I hiked to Lake Serene, making a detour to see Bridal Veil Falls along the way, bringing the hike to 8 miles roundtrip with 2000 feet of elevation gain.
The start of the trail was wide and flat. At around the 2-mile mark, the trail branched to climb upwards to Bridal Veil Falls. There was a steep snowfield we had to cross. I brought microspikes, which I got to use for the first time. The falls were powerful. Water beat the rocks below and produced a far-reaching spray.
On the way down from the falls, I tried glissading, but I could not stop myself on the steep, slick snow. My heart raced, as I was sliding down out of control. Luckily, there was a tree branch I could grab on to. And if I were to have fallen farther, there were some patches of shrubs below that would have probably stopped my fall. After that incident, my fellow hikers gave me advice on how to use microspikes. Instead of glissading down without an ice axe to self-arrest, they said to “trust the equipment, trust the microspikes to work.” Rather than step gingerly on the snow, they said to take firm steps to create footholds, toe-first while ascending and heel-first while descending.

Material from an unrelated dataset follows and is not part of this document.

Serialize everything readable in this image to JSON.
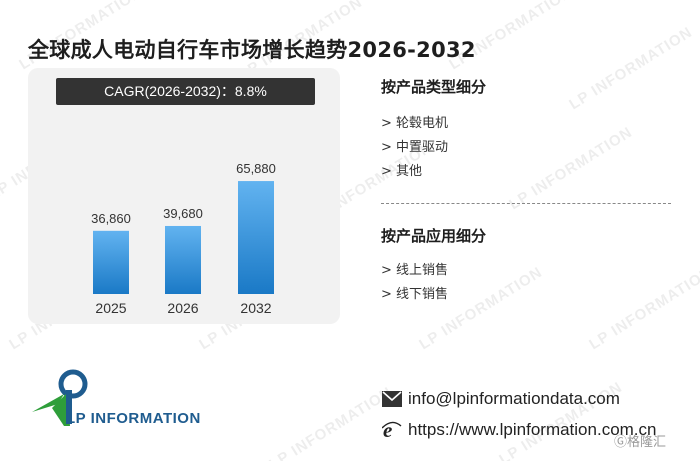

Back at the juncture, we continued on towards Lake Serene. We passed the lower falls, which were nearly as impressive as the Bridal Veil Falls, also wide with a large throughput of water. There were clear swimming holes at the base of the falls. But this was not a day for swimming— during the hike, the weather alternated between rain, sleet, and snow.
The flat trail turned into a slog of switchbacks, a stairmaster consisting alternately of actual wooden stairs, roots, and rocks. At higher elevation, again we donned our traction devices as the switchbacks became completely covered in snow. After the switchbacks, we hiked through precipitous snowfields on narrow trails forged by whoever hiked before us. A one point, there was a fairly large drop from the snowpack trail into a creek. We had to slide down, cross the creek, then lift ourselves back onto the trail.
When we finally reached the lake, I was elated. I had eaten breakfast, but the hike made me hungry, and I felt a dull and growing burning in my stomach as time went on. I guzzled down a sandwich while admiring the lake, which was covered in snow. It was certainly serene, watching the quiet lake while snowflakes fell. On the way back, the clouds opened up and we saw a rainbow in the misty blue sky. I was surprised, hiking back, seeing that we had travelled so far.
The snow made this hike challenging for me, and it was not a hike that I would have been comfortable doing alone. I am thankful for my fellow hikers, who lent me their hats to keep away the precipitation, for letting me borrow trekking pulls, giving me advice, and pulling me up steep sections. Most of all, they were all very friendly, humorous, and supportive. Back in the parking lot, I felt relief, glad to have made it and flush with the feeling of accomplishment and expanded capabilities. I will feel more confident and capable doing hikes with this terrain in the future.